Ma le critiche più feroci contro l’accordo Eni-Noc sono arrivate (anche in Italia) da esponenti vicini a Fathi Bashagha, il primo ministro del cosiddetto Governo di stabilità nazionale (Gsn) designato dalla Camera dei rappresentanti, il foro legislativo libico eletto ormai quasi dieci anni fa. “Il governo uscente di Tripoli non è qualificato a firmare accordi in conformità con gli accordi politici internazionali siglati a Ginevra sotto gli auspici delle Nazioni Unite, per di più in un contesto in cui si aumenta la quota del partner estero e si riduce quella del partner nazionale”, si legge in una nota del Gns. E’ vero che il governo al potere a Tripoli non è stato eletto, ma soltanto incaricato dal dialogo intra-libico di Ginevra di traghettare il Paese alle elezioni. Elezioni che dovevano tenersi il 24 dicembre 2021 e che non si sono mai tenute. Ma è altrettanto vero che Bashagha guida un esecutivo parallelo senza riconoscimento internazionale, inizialmente sostenuto da Egitto e Russia e ormai sempre più abbandonato a sé stesso dopo i tre tentativi (tutti falliti) di insediarsi nella capitale manu militari.

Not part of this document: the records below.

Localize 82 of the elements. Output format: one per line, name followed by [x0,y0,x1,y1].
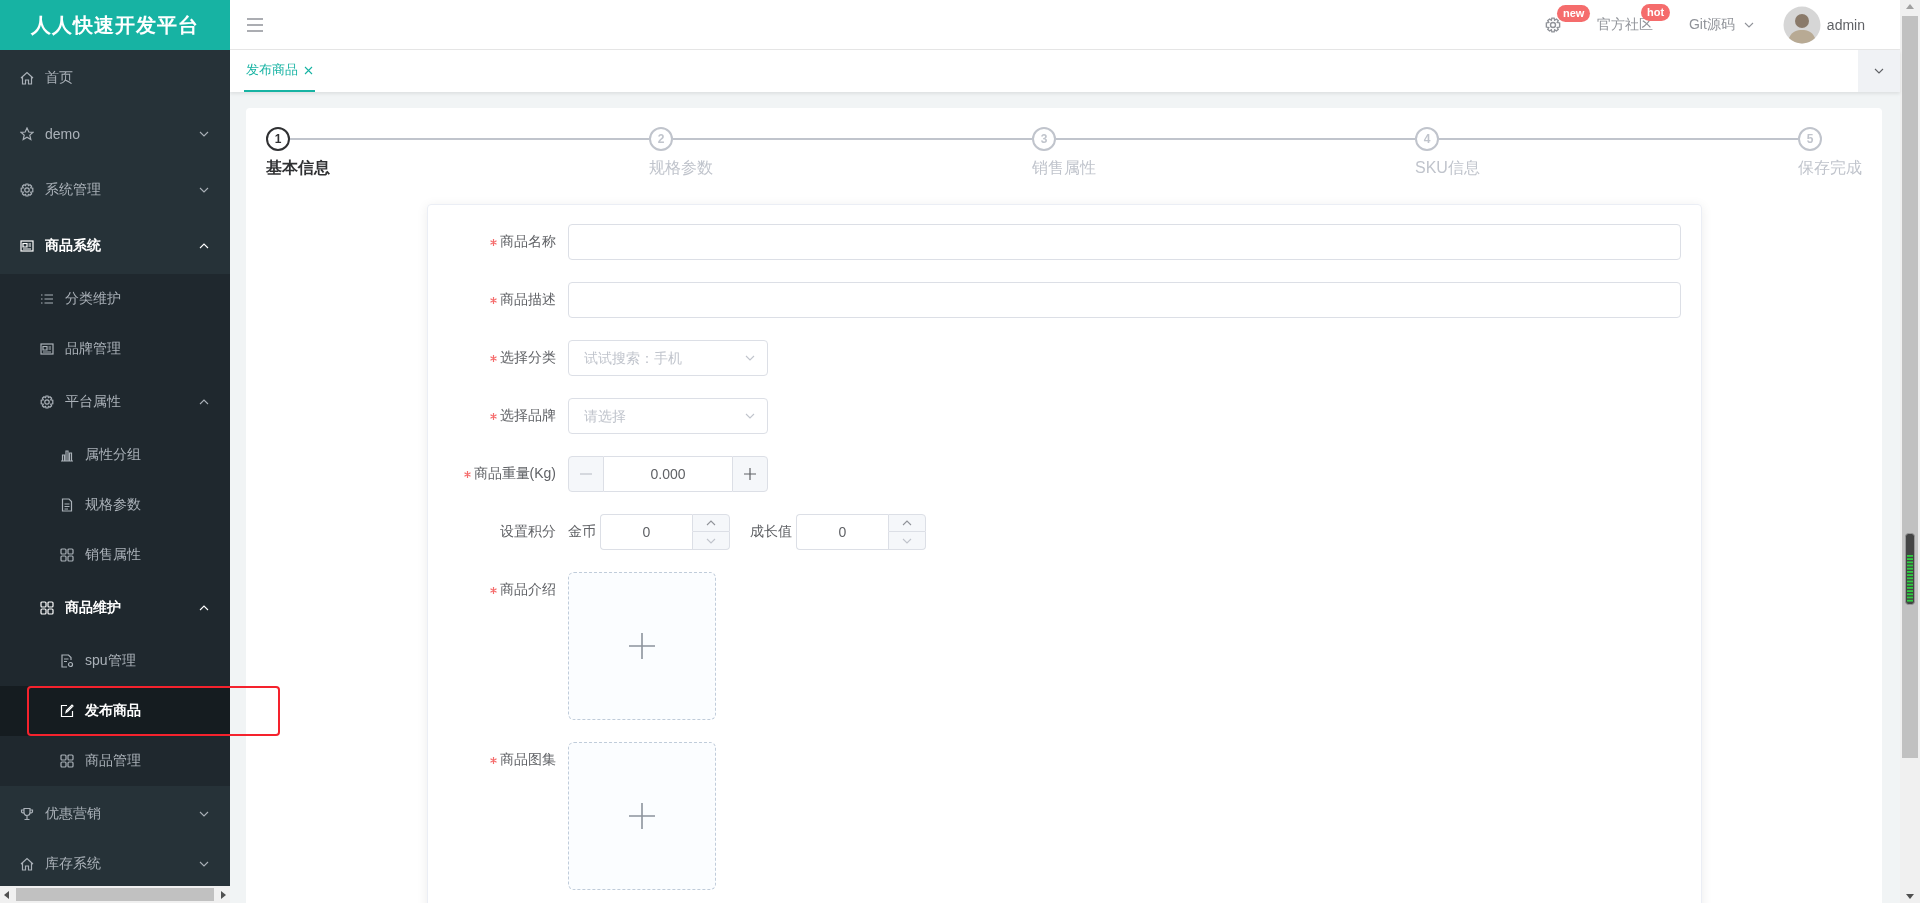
menu-item[interactable]: 销售属性 [0,530,230,580]
decrement-button[interactable] [692,532,730,550]
close-icon[interactable] [304,65,313,75]
decrement-button[interactable] [888,532,926,550]
text-field[interactable] [568,224,1681,260]
document-gear-icon [60,654,74,668]
home-icon [20,857,34,871]
scrollbar-thumb[interactable] [16,888,214,901]
menu-item[interactable]: 库存系统 [0,842,230,886]
logo-text: 人人快速开发平台 [31,12,199,38]
field-label: 设置积分 [500,523,556,541]
step-number: 1 [266,127,290,151]
star-icon [20,127,34,141]
document-icon [60,498,74,512]
upload-box[interactable] [568,572,716,720]
menu-item[interactable]: 商品维护 [0,580,230,636]
number-field[interactable]: 0 [796,514,888,550]
select-field[interactable]: 请选择 [568,398,768,434]
menu-item[interactable]: 平台属性 [0,374,230,430]
step-number: 2 [649,127,673,151]
step-number: 4 [1415,127,1439,151]
tabs-menu-button[interactable] [1858,50,1900,92]
step-title: 规格参数 [649,158,714,178]
gear-icon [20,183,34,197]
step-title: 基本信息 [266,158,331,178]
trophy-icon [20,807,34,821]
step-number: 3 [1032,127,1056,151]
text-field[interactable] [568,282,1681,318]
field-label: 选择分类 [500,349,556,367]
field-label: 商品图集 [500,751,556,769]
edit-icon [60,704,74,718]
step-title: SKU信息 [1415,158,1481,178]
field-label: 选择品牌 [500,407,556,425]
level-meter-icon [1905,533,1915,605]
menu-item[interactable]: 发布商品 [0,686,230,736]
plus-icon [743,467,757,481]
menu-item[interactable]: demo [0,106,230,162]
step-title: 保存完成 [1798,158,1862,178]
menu-item[interactable]: 分类维护 [0,274,230,324]
increment-button[interactable] [692,514,730,532]
menu-item[interactable]: 商品管理 [0,736,230,786]
badge: new [1556,4,1591,22]
avatar[interactable] [1782,5,1821,44]
bar-chart-icon [60,448,74,462]
settings-icon[interactable] [1544,16,1561,33]
grid-icon [60,548,74,562]
field-label: 金币 [568,523,596,541]
list-icon [40,292,54,306]
increment-button[interactable] [888,514,926,532]
menu-item[interactable]: 品牌管理 [0,324,230,374]
field-label: 商品重量(Kg) [473,465,556,483]
number-field[interactable]: 0.000 [604,456,732,492]
grid-icon [40,601,54,615]
field-label: 成长值 [750,523,792,541]
select-field[interactable]: 试试搜索：手机 [568,340,768,376]
step-number: 5 [1798,127,1822,151]
number-field[interactable]: 0 [600,514,692,550]
plus-icon [628,802,656,830]
horizontal-scrollbar[interactable] [0,886,230,903]
card-icon [40,342,54,356]
field-label: 商品描述 [500,291,556,309]
menu-icon[interactable] [246,16,264,33]
field-label: 商品名称 [500,233,556,251]
home-icon [20,71,34,85]
menu-item[interactable]: 规格参数 [0,480,230,530]
grid-icon [60,754,74,768]
menu-item[interactable]: spu管理 [0,636,230,686]
plus-icon [628,632,656,660]
menu-item[interactable]: 优惠营销 [0,786,230,842]
minus-button[interactable] [568,456,604,492]
user-name[interactable]: admin [1826,16,1865,33]
menu-item[interactable]: 首页 [0,50,230,106]
plus-button[interactable] [732,456,768,492]
menu-item[interactable]: 商品系统 [0,218,230,274]
menu-item[interactable]: 系统管理 [0,162,230,218]
menu-item[interactable]: 属性分组 [0,430,230,480]
scrollbar-thumb[interactable] [1902,16,1918,758]
field-label: 商品介绍 [500,581,556,599]
gear-icon [40,395,54,409]
card-icon [20,239,34,253]
upload-box[interactable] [568,742,716,890]
step-title: 销售属性 [1032,158,1097,178]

Da un punto di vista economico, l’accordo firmato da Eni è fondamentale per la Libia e rappresenta forse “l’ultimo treno” per evitare il declino del Paese membro dell’Opec, dal momento che i giacimenti attivi di idrocarburi (principale fonte di sostentamento dello Stato) si stanno esaurendo rapidamente. Secondo Masoud Suleiman, membro del consiglio di amministrazione della National Oil Corporation, “lo Stato libico non può fornire da solo fondi per sviluppare i giacimenti, e non abbiamo altra alternativa che continuare con questo accordo”, ritenendo l’intesa “buona” e “nell’interesse dello Stato libico e della National Oil Corporation”; anche perché le spese di investimento dovrebbero essere suddivise equamente tra la Libia e la società italiana, e “le quantità di gas che si prevede di estrarre compenseranno il valore di equity dell’investimento nel progetto”. Non da ultimo, ha spiegato il membro di Noc, l’intesa è giunta a fronte di una prevista crisi di gas domestico per il Paese nordafricano, le cui centrali elettriche, dal 2025, rischiano di trovarsi senza i 600 milioni di piedi cubi di gas necessari per il loro funzionamento.